I started as a ‘photog’ on Independence Day 2016, doing live shots with reporter Mary Mueller (“muller”) at the annual event on the Mississippi River levee downtown. Early that next morning, Alton Sterling was shot to death by officers of the Baton Rouge Police Department, while twelve days later, Gavin Long murdered three local policemen in response. I was there front and center as Local 33’s nightside (evening) photojournalist, capturing the protests, press conferences, police tributes and more across the Baton Rouge area.


Baton Rouge Responds to Alton Sterling

I recorded this M.O.S.–man on the street–with reporter Lucy Hayes, collecting local feedback on the shooting death of “CD Man” Alton Sterling at the Triple S Food Mart on N. Foster Drive in North Baton Rouge.

What to Do When Stopped by Police

A “look-live” is a pre-recorded package edited and worded to mock a live report. I shot this story in the station’s parking lot with then-morning anchor Deedra Wilson, as she offered tips on what to do in a traffic stop.

News footage on ‘The Rachel Maddow Show’ (MSNBC)

WVLA Local 33 is an NBC affiliate, so much of the footage would turn up on the larger NBC networks as part of the national coverage.

Baton Rouge Police Shooting Timeline

Still reeling from the wall-to-wall coverage of Alton Sterling and the ensuing protests, all hands were on deck once again to cover the slain officers. This was also my first time getting to work with Jeanne Burns, someone I’ve been a fan of since first moving to Baton Rouge after Katrina.

Gov. Edwards Addresses the Southern Baptist Convention

One of my final shoots, this video shows why my live hits were popular among the news staff. Coming from a background outside of news, as well as my keen eye in general, I was disciplined enough to keep my camera at least ten feet away from my talent, as this gives a them a more natural and flattering look. In tandem, I’d perform a gradual bump in (zoom in) as they began speaking, something commonly seen on network and cable news.


A VOSOT (“voh-sott,” voice-over/sound on tape) makes up the majority of what you see on local news; the anchor introduces the story, video starts playing as they continue reading and it cuts to sound from the actual story.

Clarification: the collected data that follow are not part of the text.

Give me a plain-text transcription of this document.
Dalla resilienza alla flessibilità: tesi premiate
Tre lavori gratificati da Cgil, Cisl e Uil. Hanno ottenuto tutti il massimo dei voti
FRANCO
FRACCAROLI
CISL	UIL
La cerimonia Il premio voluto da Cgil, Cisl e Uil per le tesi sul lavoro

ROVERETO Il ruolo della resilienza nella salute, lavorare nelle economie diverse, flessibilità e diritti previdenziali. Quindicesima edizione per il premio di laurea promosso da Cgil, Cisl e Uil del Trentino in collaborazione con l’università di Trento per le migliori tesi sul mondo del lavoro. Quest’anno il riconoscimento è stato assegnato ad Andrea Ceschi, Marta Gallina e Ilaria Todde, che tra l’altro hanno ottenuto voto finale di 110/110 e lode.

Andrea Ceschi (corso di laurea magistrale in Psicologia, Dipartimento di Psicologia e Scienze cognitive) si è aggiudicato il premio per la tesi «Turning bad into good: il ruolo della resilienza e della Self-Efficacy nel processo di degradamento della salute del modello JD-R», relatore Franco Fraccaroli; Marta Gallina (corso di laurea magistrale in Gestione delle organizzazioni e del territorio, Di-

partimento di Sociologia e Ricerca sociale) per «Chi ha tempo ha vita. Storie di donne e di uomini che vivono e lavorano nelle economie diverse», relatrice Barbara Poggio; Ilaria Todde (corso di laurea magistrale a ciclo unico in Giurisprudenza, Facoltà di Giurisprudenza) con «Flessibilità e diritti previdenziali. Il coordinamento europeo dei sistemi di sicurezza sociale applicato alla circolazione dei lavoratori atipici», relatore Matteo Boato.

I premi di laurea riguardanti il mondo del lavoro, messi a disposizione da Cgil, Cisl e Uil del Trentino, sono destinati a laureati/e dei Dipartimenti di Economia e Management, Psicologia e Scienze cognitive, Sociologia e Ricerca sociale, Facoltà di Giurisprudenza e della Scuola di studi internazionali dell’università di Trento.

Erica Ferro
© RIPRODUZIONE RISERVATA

After a long day of filming a political spat, I got a text from our station’s executive producer that ‘John Snyder’ was filming a movie at Juban Crossing in Denham Springs. Drained, I dropped off my reporter for the evening, grabbed a bite to eat and went to the assignment. Little did I know that ‘John Snyder’ was John Schneider, one of my favorite actors from one of my all-time favorite shows, ‘The Haves and the Have Nots!’ Staying professional while totally geeking out on the inside, I filmed the above VOSOT featuring the Louisiana local, as well as Austin St. John, the original red Power Ranger, on the set of their movie Tres Leches.



Production Assistant (August 2016 – March 2018)

Outside duties called for a change in position from photojournalist–a notch below reporter–to Production Assistant (P.A.) running TelePrompTer for the evening news. This lasted for about six weeks during the Rio Olympics and the August 2016 flood. But due to freelance opportunities and MyScene TV returning to air, I made a third move to Graphics Operator for the weekend broadcasts, becoming a fill-in for the morning and evening programs while being trusted enough to train new hires on all of the production equipment.

The newscasts at WVLA/WGMB made use of PLAZes, full-screen graphics displayed on the plasma TV in studio. Here are all of my PLAZ and OTS (over-the-shoulder) graphics during my time there:

This continued my “fan-to-man” streak–that is, going from being a fan of a person, show or concept to being someone who’s now in it. Growing up, I was always a fan of news production, wondering what all went into assembling a local broadcast. At NBC Local 33 News, I finally got to see it firsthand, applying what I learned to my own productions.

I resigned from Local 33 on March 5, 2018 to move to Houston, in which I was granted the opportunity to do a feature story. Using my own equipment, I interviewed Rebecca Whyte, Baton Rouge Community Manager for Yelp.com and a friend of the station.

This feature received high praise from my colleges at the station, as well as other journalists across my social media due to its copy (script), the subject matter, the composition and the intonation in my voice.

Baton Rouge Proud – Rebecca Whyte

Published on brproud.com, the story aired March 18, 2018 at the top of the 10 P.M. show, my final newscast at WVLA.